Adam Urbanski, president of the Rochester Teachers Association, observed, “It’s like the district got together and asked, ‘How can we hurt our most vulnerable—the bilingual students, the refugees, the immigrant children from Puerto Rico, the teen mothers.’ In short, it’s the least enfranchised and the least empowered among us.”

Yet TAP responses continue to be creative and undiminished. On just one day, April 23, students cheerfully overcame the challenge of social distancing by:

  • Joining an 80-car caravan that honked as it passed the Rochester school district building, with posters taped to car windows that read, “What about the kids?” and
  • Appearing later in an online Zoom session to offer a passionate new bill of rights—and demands—in a “State of the Students” report, Tali Beckwith-Cohen did not hold back.

But both events collided that day with a bleak announcement from the school district’s newly minted superintendent that he plans to abandon the district, less than a year into his three-year contract. He said that negotiations with the school board over next year’s budget are fatally stalled; he wants out.

The students were stunned, and their response was immediate. In their “State of the Students” address, they said: “We have a right to state and city leaders who will stick their necks out for us.” The teen activists also returned to the theme of Foundation Aid, which was now attached to actual legislation in the state Senate, writing, “State Sen. Robert Jackson has created a bill – S.7378 – to tax the ultra-wealthy (with incomes over $30 million annually). In four years, this bill will completely fund New York state’s Foundation Aid.”
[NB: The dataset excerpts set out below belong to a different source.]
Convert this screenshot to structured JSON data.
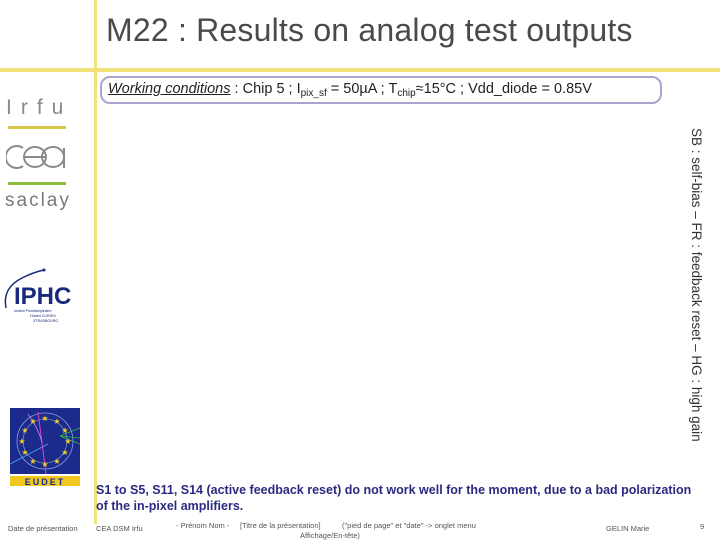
{
  "slide": {
    "title": "M22 : Results on analog test outputs",
    "working_conditions": {
      "label": "Working conditions",
      "sep": " :  ",
      "chip": "Chip 5 ; I",
      "ipix_sub": "pix_sf",
      "ipix_val": " = 50µA ; T",
      "tchip_sub": "chip",
      "rest": "≈15°C ; Vdd_diode = 0.85V"
    },
    "side_note": "SB : self-bias – FR : feedback reset – HG : high gain",
    "note": "S1 to S5, S11, S14 (active feedback reset) do not work well for the moment, due to a bad polarization of the in-pixel amplifiers."
  },
  "logos": {
    "irfu": "Irfu",
    "saclay": "saclay",
    "iphc": "IPHC",
    "iphc_sub": "Institut Pluridisciplinaire Hubert CURIEN STRASBOURG",
    "eudet": "EUDET"
  },
  "footer": {
    "date": "Date de présentation",
    "org": "CEA DSM Irfu",
    "author_placeholder": "- Prénom Nom -",
    "title_placeholder": "[Titre de la présentation]",
    "hint_line1": "(\"pied de page\" et \"date\" -> onglet menu",
    "hint_line2": "Affichage/En-tête)",
    "author": "GELIN Marie",
    "page": "9"
  }
}
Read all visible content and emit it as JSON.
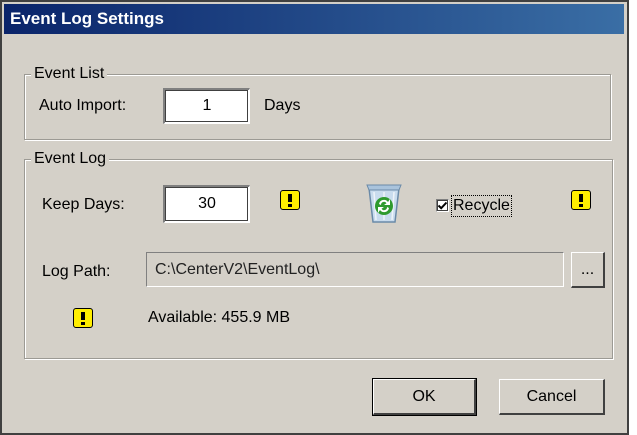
{
  "window": {
    "title": "Event Log Settings"
  },
  "event_list": {
    "legend": "Event List",
    "auto_import_label": "Auto Import:",
    "auto_import_value": "1",
    "days_label": "Days"
  },
  "event_log": {
    "legend": "Event Log",
    "keep_days_label": "Keep Days:",
    "keep_days_value": "30",
    "recycle_label": "Recycle",
    "recycle_checked": true,
    "log_path_label": "Log Path:",
    "log_path_value": "C:\\CenterV2\\EventLog\\",
    "browse_label": "...",
    "available_text": "Available: 455.9 MB"
  },
  "buttons": {
    "ok": "OK",
    "cancel": "Cancel"
  },
  "icons": {
    "warning": "warning-icon",
    "recycle_bin": "recycle-bin-icon",
    "check": "checkmark-icon"
  },
  "colors": {
    "dialog_bg": "#d4d0c8",
    "titlebar_start": "#0a246a",
    "titlebar_end": "#3a6ea5",
    "warning_yellow": "#ffee00"
  }
}
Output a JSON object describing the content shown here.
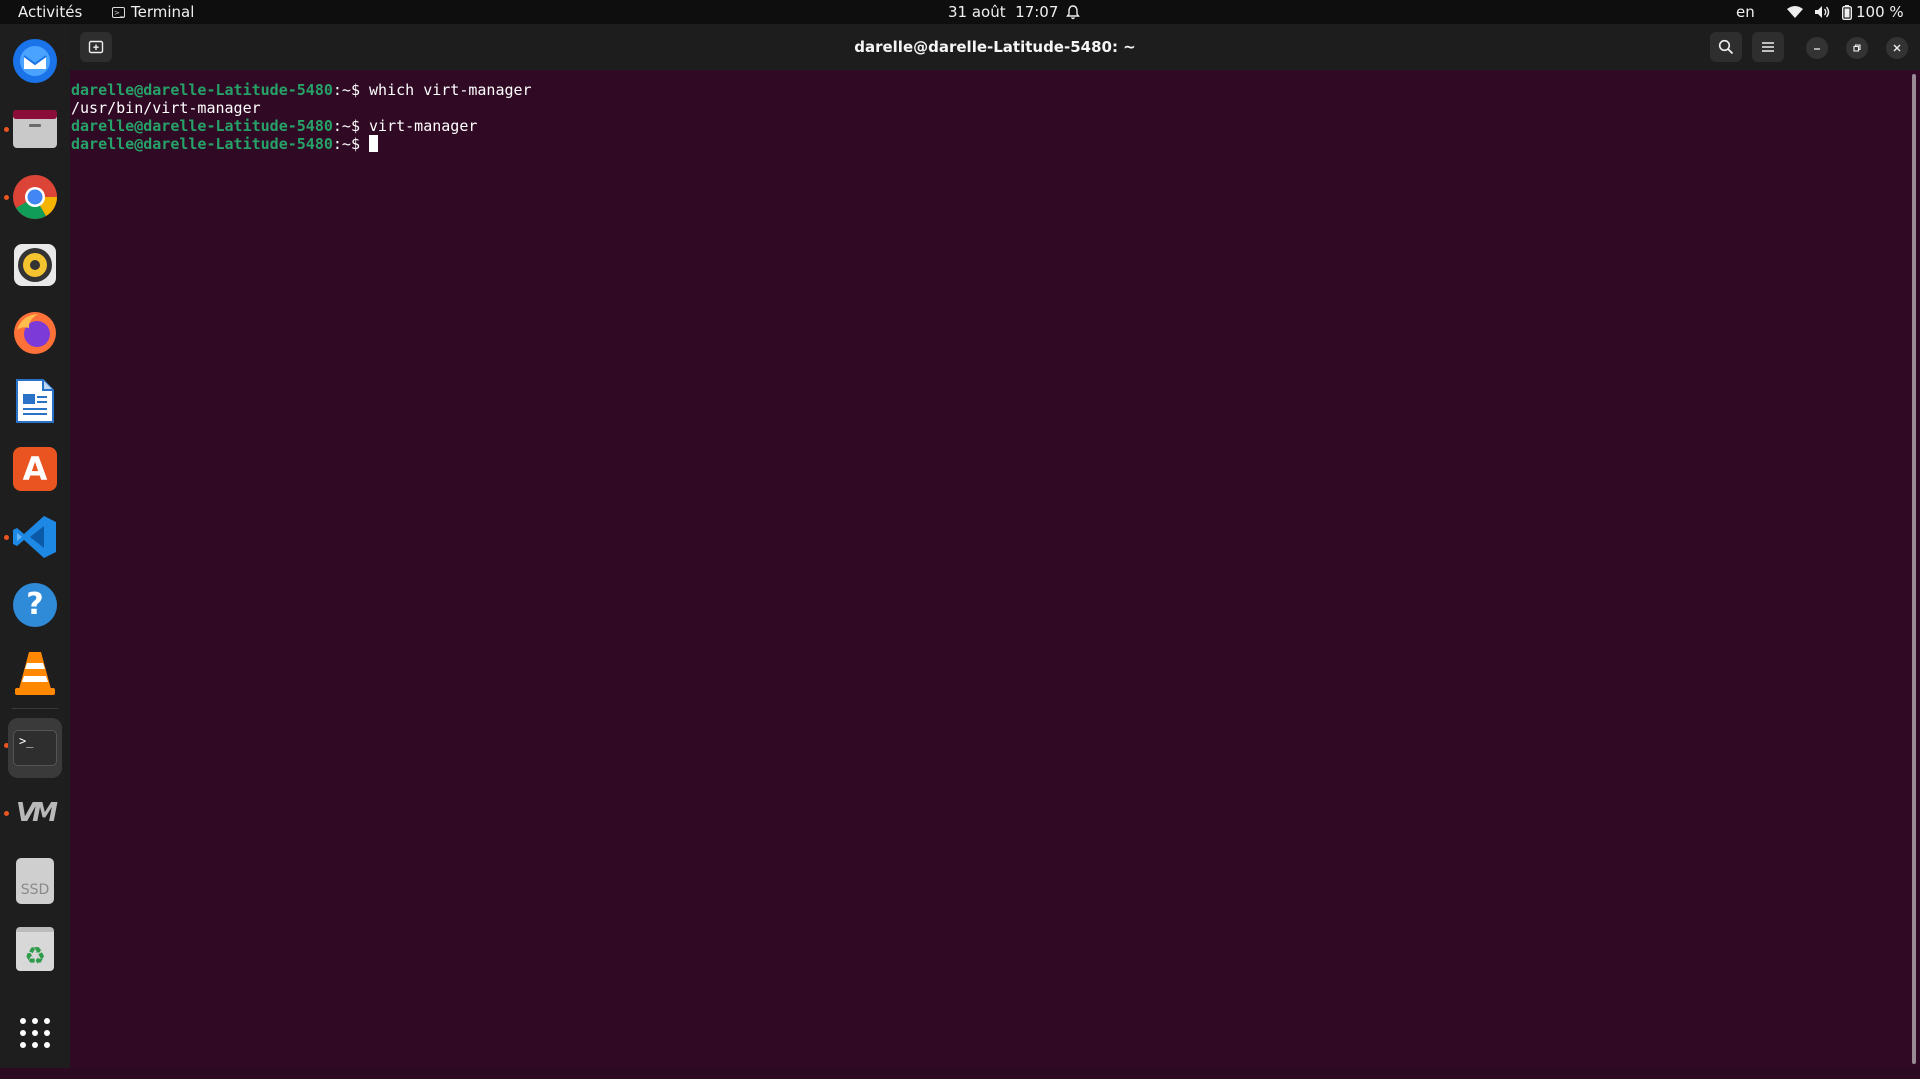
{
  "topbar": {
    "activities": "Activités",
    "app_name": "Terminal",
    "datetime": "31 août  17:07",
    "language": "en",
    "battery": "100 %"
  },
  "dock": {
    "items": [
      {
        "name": "thunderbird-icon"
      },
      {
        "name": "files-icon"
      },
      {
        "name": "chrome-icon"
      },
      {
        "name": "rhythmbox-icon"
      },
      {
        "name": "firefox-icon"
      },
      {
        "name": "libreoffice-writer-icon"
      },
      {
        "name": "app-center-icon",
        "glyph": "A"
      },
      {
        "name": "vscode-icon"
      },
      {
        "name": "help-icon",
        "glyph": "?"
      },
      {
        "name": "vlc-icon"
      },
      {
        "name": "terminal-icon",
        "glyph": ">_"
      },
      {
        "name": "virt-manager-icon",
        "glyph": "VM"
      },
      {
        "name": "ssd-drive-icon",
        "glyph": "SSD"
      },
      {
        "name": "trash-icon",
        "glyph": "♻"
      },
      {
        "name": "show-apps-icon"
      }
    ]
  },
  "window": {
    "title": "darelle@darelle-Latitude-5480: ~"
  },
  "terminal": {
    "lines": [
      {
        "prompt": "darelle@darelle-Latitude-5480",
        "sep": ":~$ ",
        "cmd": "which virt-manager"
      },
      {
        "output": "/usr/bin/virt-manager"
      },
      {
        "prompt": "darelle@darelle-Latitude-5480",
        "sep": ":~$ ",
        "cmd": "virt-manager"
      },
      {
        "prompt": "darelle@darelle-Latitude-5480",
        "sep": ":~$ ",
        "cmd": ""
      }
    ]
  },
  "colors": {
    "terminal_bg": "#300a24",
    "prompt_green": "#26a269",
    "accent_orange": "#e95420"
  }
}
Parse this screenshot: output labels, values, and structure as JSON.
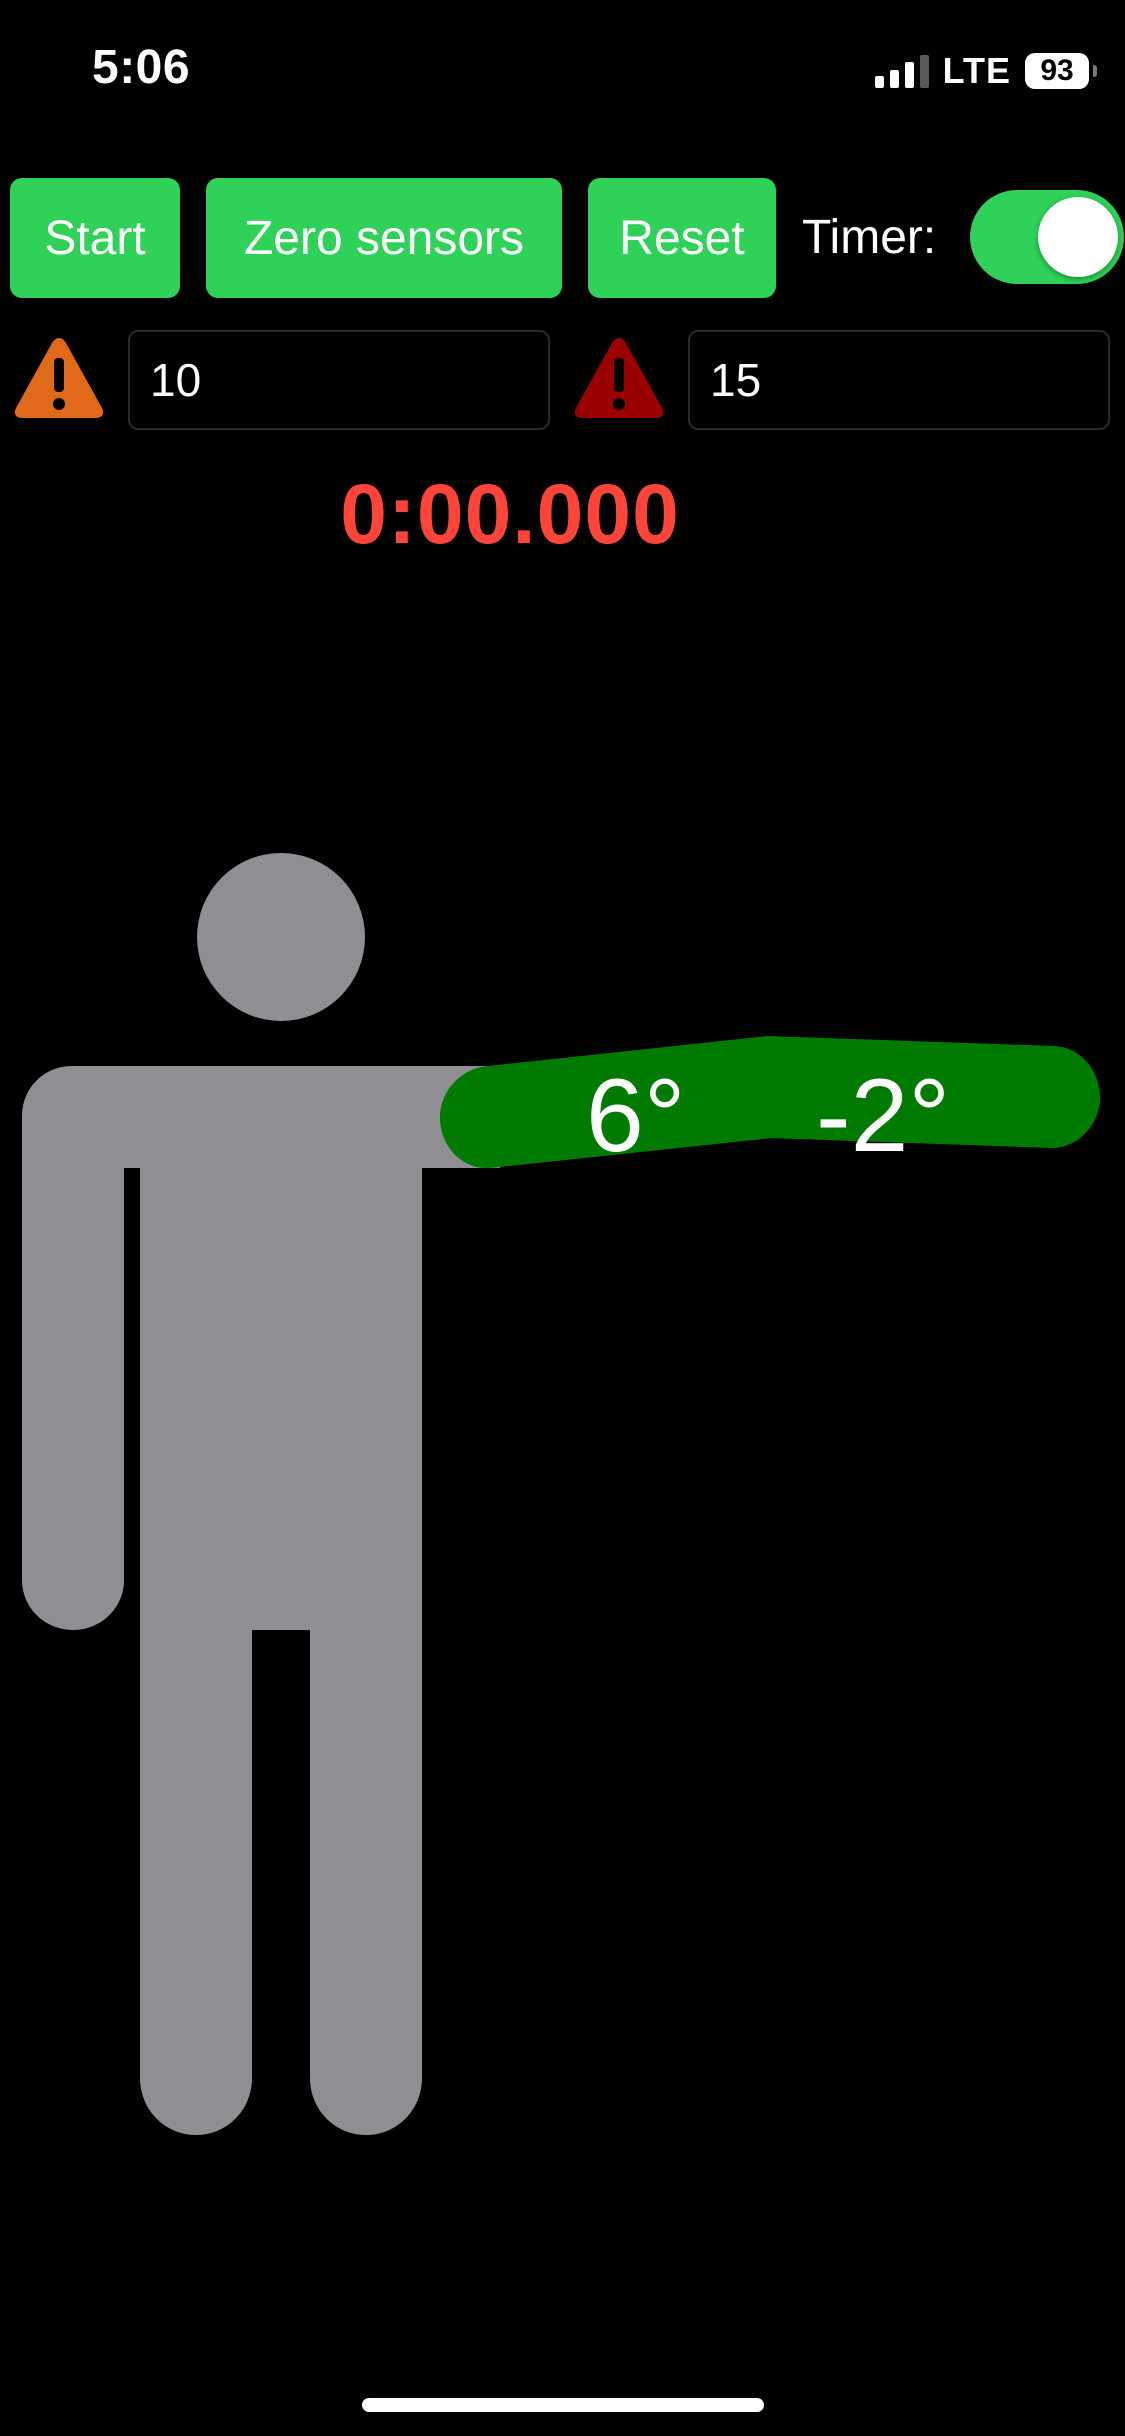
{
  "status_bar": {
    "time": "5:06",
    "network": "LTE",
    "battery": "93"
  },
  "controls": {
    "start_label": "Start",
    "zero_label": "Zero sensors",
    "reset_label": "Reset",
    "timer_label": "Timer:",
    "timer_toggle_on": true
  },
  "thresholds": {
    "warning_icon": "warning-triangle-orange",
    "warning_value": "10",
    "danger_icon": "warning-triangle-red",
    "danger_value": "15"
  },
  "timer": {
    "readout": "0:00.000"
  },
  "figure": {
    "upper_arm_angle": "6°",
    "forearm_angle": "-2°",
    "body_color": "#8e8e93",
    "arm_color": "#007a00"
  },
  "colors": {
    "accent_green": "#30d158",
    "timer_red": "#ff453a",
    "warn_orange": "#e06a1a",
    "danger_red": "#9b0000"
  }
}
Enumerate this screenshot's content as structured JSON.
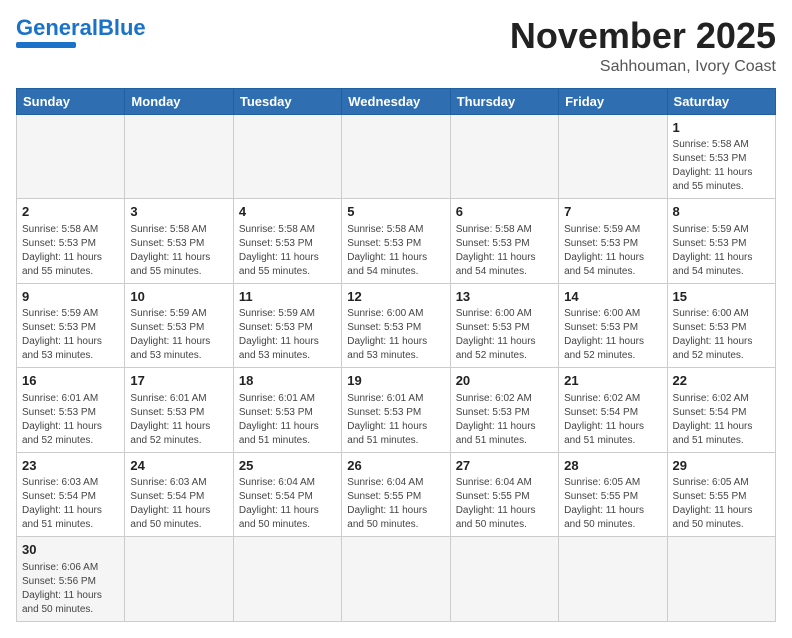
{
  "header": {
    "logo_general": "General",
    "logo_blue": "Blue",
    "month_title": "November 2025",
    "location": "Sahhouman, Ivory Coast"
  },
  "weekdays": [
    "Sunday",
    "Monday",
    "Tuesday",
    "Wednesday",
    "Thursday",
    "Friday",
    "Saturday"
  ],
  "weeks": [
    [
      {
        "day": "",
        "info": ""
      },
      {
        "day": "",
        "info": ""
      },
      {
        "day": "",
        "info": ""
      },
      {
        "day": "",
        "info": ""
      },
      {
        "day": "",
        "info": ""
      },
      {
        "day": "",
        "info": ""
      },
      {
        "day": "1",
        "info": "Sunrise: 5:58 AM\nSunset: 5:53 PM\nDaylight: 11 hours\nand 55 minutes."
      }
    ],
    [
      {
        "day": "2",
        "info": "Sunrise: 5:58 AM\nSunset: 5:53 PM\nDaylight: 11 hours\nand 55 minutes."
      },
      {
        "day": "3",
        "info": "Sunrise: 5:58 AM\nSunset: 5:53 PM\nDaylight: 11 hours\nand 55 minutes."
      },
      {
        "day": "4",
        "info": "Sunrise: 5:58 AM\nSunset: 5:53 PM\nDaylight: 11 hours\nand 55 minutes."
      },
      {
        "day": "5",
        "info": "Sunrise: 5:58 AM\nSunset: 5:53 PM\nDaylight: 11 hours\nand 54 minutes."
      },
      {
        "day": "6",
        "info": "Sunrise: 5:58 AM\nSunset: 5:53 PM\nDaylight: 11 hours\nand 54 minutes."
      },
      {
        "day": "7",
        "info": "Sunrise: 5:59 AM\nSunset: 5:53 PM\nDaylight: 11 hours\nand 54 minutes."
      },
      {
        "day": "8",
        "info": "Sunrise: 5:59 AM\nSunset: 5:53 PM\nDaylight: 11 hours\nand 54 minutes."
      }
    ],
    [
      {
        "day": "9",
        "info": "Sunrise: 5:59 AM\nSunset: 5:53 PM\nDaylight: 11 hours\nand 53 minutes."
      },
      {
        "day": "10",
        "info": "Sunrise: 5:59 AM\nSunset: 5:53 PM\nDaylight: 11 hours\nand 53 minutes."
      },
      {
        "day": "11",
        "info": "Sunrise: 5:59 AM\nSunset: 5:53 PM\nDaylight: 11 hours\nand 53 minutes."
      },
      {
        "day": "12",
        "info": "Sunrise: 6:00 AM\nSunset: 5:53 PM\nDaylight: 11 hours\nand 53 minutes."
      },
      {
        "day": "13",
        "info": "Sunrise: 6:00 AM\nSunset: 5:53 PM\nDaylight: 11 hours\nand 52 minutes."
      },
      {
        "day": "14",
        "info": "Sunrise: 6:00 AM\nSunset: 5:53 PM\nDaylight: 11 hours\nand 52 minutes."
      },
      {
        "day": "15",
        "info": "Sunrise: 6:00 AM\nSunset: 5:53 PM\nDaylight: 11 hours\nand 52 minutes."
      }
    ],
    [
      {
        "day": "16",
        "info": "Sunrise: 6:01 AM\nSunset: 5:53 PM\nDaylight: 11 hours\nand 52 minutes."
      },
      {
        "day": "17",
        "info": "Sunrise: 6:01 AM\nSunset: 5:53 PM\nDaylight: 11 hours\nand 52 minutes."
      },
      {
        "day": "18",
        "info": "Sunrise: 6:01 AM\nSunset: 5:53 PM\nDaylight: 11 hours\nand 51 minutes."
      },
      {
        "day": "19",
        "info": "Sunrise: 6:01 AM\nSunset: 5:53 PM\nDaylight: 11 hours\nand 51 minutes."
      },
      {
        "day": "20",
        "info": "Sunrise: 6:02 AM\nSunset: 5:53 PM\nDaylight: 11 hours\nand 51 minutes."
      },
      {
        "day": "21",
        "info": "Sunrise: 6:02 AM\nSunset: 5:54 PM\nDaylight: 11 hours\nand 51 minutes."
      },
      {
        "day": "22",
        "info": "Sunrise: 6:02 AM\nSunset: 5:54 PM\nDaylight: 11 hours\nand 51 minutes."
      }
    ],
    [
      {
        "day": "23",
        "info": "Sunrise: 6:03 AM\nSunset: 5:54 PM\nDaylight: 11 hours\nand 51 minutes."
      },
      {
        "day": "24",
        "info": "Sunrise: 6:03 AM\nSunset: 5:54 PM\nDaylight: 11 hours\nand 50 minutes."
      },
      {
        "day": "25",
        "info": "Sunrise: 6:04 AM\nSunset: 5:54 PM\nDaylight: 11 hours\nand 50 minutes."
      },
      {
        "day": "26",
        "info": "Sunrise: 6:04 AM\nSunset: 5:55 PM\nDaylight: 11 hours\nand 50 minutes."
      },
      {
        "day": "27",
        "info": "Sunrise: 6:04 AM\nSunset: 5:55 PM\nDaylight: 11 hours\nand 50 minutes."
      },
      {
        "day": "28",
        "info": "Sunrise: 6:05 AM\nSunset: 5:55 PM\nDaylight: 11 hours\nand 50 minutes."
      },
      {
        "day": "29",
        "info": "Sunrise: 6:05 AM\nSunset: 5:55 PM\nDaylight: 11 hours\nand 50 minutes."
      }
    ],
    [
      {
        "day": "30",
        "info": "Sunrise: 6:06 AM\nSunset: 5:56 PM\nDaylight: 11 hours\nand 50 minutes."
      },
      {
        "day": "",
        "info": ""
      },
      {
        "day": "",
        "info": ""
      },
      {
        "day": "",
        "info": ""
      },
      {
        "day": "",
        "info": ""
      },
      {
        "day": "",
        "info": ""
      },
      {
        "day": "",
        "info": ""
      }
    ]
  ]
}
The students’ message is clear: Even now, as the COVID-19 pandemic has exacerbated the punitive inequalities in Rochester’s public school system, they will stay in the battle.

“I thought my fight would be over when we got our Foundation Aid,” says TAP activist Simone Hardaway. While that help has not arrived, her activism has opened her eyes. “I’ve seen that other schools have bathroom doors and books. Other schools have teachers—while we got midyear cuts. Our students still have needs. We still have a high poverty rate.”

“In the past,” Simone continues, “when I didn’t know the words ‘systemic racism,’ I would have said, ‘Oh, it’s just not fair.’ Now I can see that black and brown students are targeted, and it’s growing more severe. We didn’t have many resources in the first place, and now those resources are getting cut off.”

“This is a fight,” she says, “that’s never done.”